Saturday, December 17, 2005

there are only two of them

How do you detail the account of a maddening experience? Particularly an experience chockfull of maddening details—without boring the shit out of your reader? It's not an original solution, but this is what prompted the birth of bullets. Scan or skip...

  • got called back (for the 3rd time in 5 years) on a mammogram
  • ominous "mass" in my left breast (all former were in the right)
  • but I'm not worried...probably just a cyst like the others
  • set up appointment for spot compression and an ultrasound
  • for the uninitiated: spot compression is the difference between someone stepping on (let's say) your foot with a big boot and someone stepping on it with a high heel. It's all physics, baby.
  • picked up my own film from M.D. Anderson because River Oaks Imaging has a history of not being able to find their metaphorical ass with both latex-gloved hands
  • got there half-hour early (as mandated) and waited the customary hour before someone came out and told me there was a problem
  • even though I'd brought my own film, the report was not included...they needed the radiology report
  • my doctor's office was closed for lunch
  • another half-hour elapsed before they had everything
  • finally I was called and put on the odd mam-cape (like a small, thin cotton poncho with snaps)
  • the technician did the series: a couple large plate horizontal and vertical x-rays and then a series of small plate ("small heel") x-rays
  • she took the film to the radiologist
  • then, like random searches, I qualified for another round of the same
  • back to the radiologist
  • and back for a third series
  • and then, holy shit, a fourth round of increasingly tight compressions
  • and she seems very concerned about the area closest to my chest wall and under my arm
  • now I'm worried
  • finally she sends me in to get the ultrasound
  • the ultrasound technician sets me up, squirts warm gel all over my now glowing-with-radiation left breast and begins rolling the sensor around and watching those mysterious images on the screen
  • she gets called away and I'm miffed
  • 5 minutes, 10 minutes, 15 minutes pass
  • the previously warm gel-covered left tit is now freezing and I am fully pissed off
  • doing the enraged patient twice in one week is exhausting
  • I clean off my abused breast and put on my cape, hop off the exam table just as the technician comes in
  • what the hell is going on here?

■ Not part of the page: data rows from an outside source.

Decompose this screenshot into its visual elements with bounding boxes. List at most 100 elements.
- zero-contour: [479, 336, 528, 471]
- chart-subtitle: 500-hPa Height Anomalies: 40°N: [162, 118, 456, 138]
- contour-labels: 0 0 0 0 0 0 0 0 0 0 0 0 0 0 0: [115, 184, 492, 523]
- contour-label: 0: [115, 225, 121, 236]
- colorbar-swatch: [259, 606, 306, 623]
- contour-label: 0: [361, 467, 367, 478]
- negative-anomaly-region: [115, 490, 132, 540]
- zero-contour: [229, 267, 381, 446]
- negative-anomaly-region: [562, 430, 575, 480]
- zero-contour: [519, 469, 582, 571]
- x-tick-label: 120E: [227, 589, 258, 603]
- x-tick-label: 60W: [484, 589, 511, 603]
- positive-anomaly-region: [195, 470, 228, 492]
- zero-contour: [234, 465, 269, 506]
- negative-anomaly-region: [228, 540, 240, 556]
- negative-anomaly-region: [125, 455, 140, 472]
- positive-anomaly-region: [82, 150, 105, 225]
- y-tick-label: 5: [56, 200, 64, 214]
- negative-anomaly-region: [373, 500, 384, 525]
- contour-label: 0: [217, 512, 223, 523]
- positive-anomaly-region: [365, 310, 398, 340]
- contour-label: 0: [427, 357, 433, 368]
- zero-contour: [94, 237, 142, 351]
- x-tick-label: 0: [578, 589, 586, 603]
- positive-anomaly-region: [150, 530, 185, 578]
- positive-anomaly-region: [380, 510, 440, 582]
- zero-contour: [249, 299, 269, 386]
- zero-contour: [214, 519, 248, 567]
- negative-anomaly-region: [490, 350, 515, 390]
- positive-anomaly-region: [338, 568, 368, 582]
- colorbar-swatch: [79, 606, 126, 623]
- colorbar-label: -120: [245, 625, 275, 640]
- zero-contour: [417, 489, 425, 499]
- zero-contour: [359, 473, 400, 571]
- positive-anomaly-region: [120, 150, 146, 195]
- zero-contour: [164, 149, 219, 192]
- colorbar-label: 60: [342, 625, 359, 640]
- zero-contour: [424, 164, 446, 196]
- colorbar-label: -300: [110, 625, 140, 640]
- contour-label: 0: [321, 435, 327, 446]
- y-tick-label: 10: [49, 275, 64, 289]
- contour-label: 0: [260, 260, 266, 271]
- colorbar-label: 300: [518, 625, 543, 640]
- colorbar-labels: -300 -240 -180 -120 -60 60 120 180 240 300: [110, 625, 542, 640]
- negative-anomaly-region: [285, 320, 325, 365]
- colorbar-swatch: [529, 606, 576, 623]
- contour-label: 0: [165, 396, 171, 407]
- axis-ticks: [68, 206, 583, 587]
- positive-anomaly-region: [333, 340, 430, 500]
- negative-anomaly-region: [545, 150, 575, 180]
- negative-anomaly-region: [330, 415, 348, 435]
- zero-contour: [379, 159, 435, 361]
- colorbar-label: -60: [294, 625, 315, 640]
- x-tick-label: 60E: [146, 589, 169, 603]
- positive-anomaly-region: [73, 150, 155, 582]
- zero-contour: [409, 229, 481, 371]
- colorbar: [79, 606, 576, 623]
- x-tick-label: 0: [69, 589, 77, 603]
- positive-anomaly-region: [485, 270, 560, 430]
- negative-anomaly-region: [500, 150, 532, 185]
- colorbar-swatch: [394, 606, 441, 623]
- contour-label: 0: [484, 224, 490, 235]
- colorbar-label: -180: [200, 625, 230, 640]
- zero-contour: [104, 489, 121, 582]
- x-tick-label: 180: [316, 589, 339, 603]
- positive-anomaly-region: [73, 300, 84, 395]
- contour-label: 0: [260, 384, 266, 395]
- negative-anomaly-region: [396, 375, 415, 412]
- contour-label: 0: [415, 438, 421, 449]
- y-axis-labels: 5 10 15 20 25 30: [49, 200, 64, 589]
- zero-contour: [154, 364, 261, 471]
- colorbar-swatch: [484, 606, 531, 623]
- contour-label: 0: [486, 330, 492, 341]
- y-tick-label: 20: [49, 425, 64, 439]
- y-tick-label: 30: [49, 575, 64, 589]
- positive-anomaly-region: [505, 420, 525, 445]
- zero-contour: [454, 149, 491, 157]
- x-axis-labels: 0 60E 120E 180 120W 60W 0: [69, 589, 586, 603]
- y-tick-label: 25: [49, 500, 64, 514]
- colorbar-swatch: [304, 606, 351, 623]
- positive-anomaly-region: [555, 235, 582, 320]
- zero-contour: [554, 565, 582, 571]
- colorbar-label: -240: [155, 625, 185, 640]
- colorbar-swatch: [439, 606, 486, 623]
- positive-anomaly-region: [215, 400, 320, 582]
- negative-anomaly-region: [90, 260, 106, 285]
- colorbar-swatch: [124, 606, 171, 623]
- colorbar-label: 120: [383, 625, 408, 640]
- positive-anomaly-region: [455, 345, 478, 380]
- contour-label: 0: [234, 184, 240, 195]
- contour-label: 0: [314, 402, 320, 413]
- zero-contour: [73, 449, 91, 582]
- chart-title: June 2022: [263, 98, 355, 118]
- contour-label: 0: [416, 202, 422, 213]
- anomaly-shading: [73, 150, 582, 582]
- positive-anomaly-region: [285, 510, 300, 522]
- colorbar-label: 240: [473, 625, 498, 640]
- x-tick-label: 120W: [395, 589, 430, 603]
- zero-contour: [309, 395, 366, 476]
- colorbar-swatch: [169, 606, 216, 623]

I am not smiling while I bark.
  • the ultrasound technician seems uncomfortable and says she is waiting for the x-ray technician...in comes the masher tech
  • they stand there awkwardly and try to tell me (without compromising themselves legally) that the think the original mammogram was mislabeled.
  • that the breast that was labeled "L" was actually the right breast and that they've been furiously trying to find something on the left breast that had already been examined, biopsied and cleared for landing three years earlier on the right.
  • their concern and thoroughness and apologetic behavior reminded me not to kill the messenger
  • then they mammed the right breast, for good measure, ultrasounded the left (as ordered) and said that the original work had to go back to M.D. Anderson for reevaluation and correction
  • when all was said and done, I was infuriated but too weary to give a shit
  • and relieved. I hate it when I start thinking about saying good-bye to my breasts.
So, patient reader, whenever you read about someone getting the wrong limb amputated, don't be surprised. There are only two of most of our appendages, but evidently that's one too many for some medical technicians. Before my next mammogram I'm going to label them both with a Sharpie.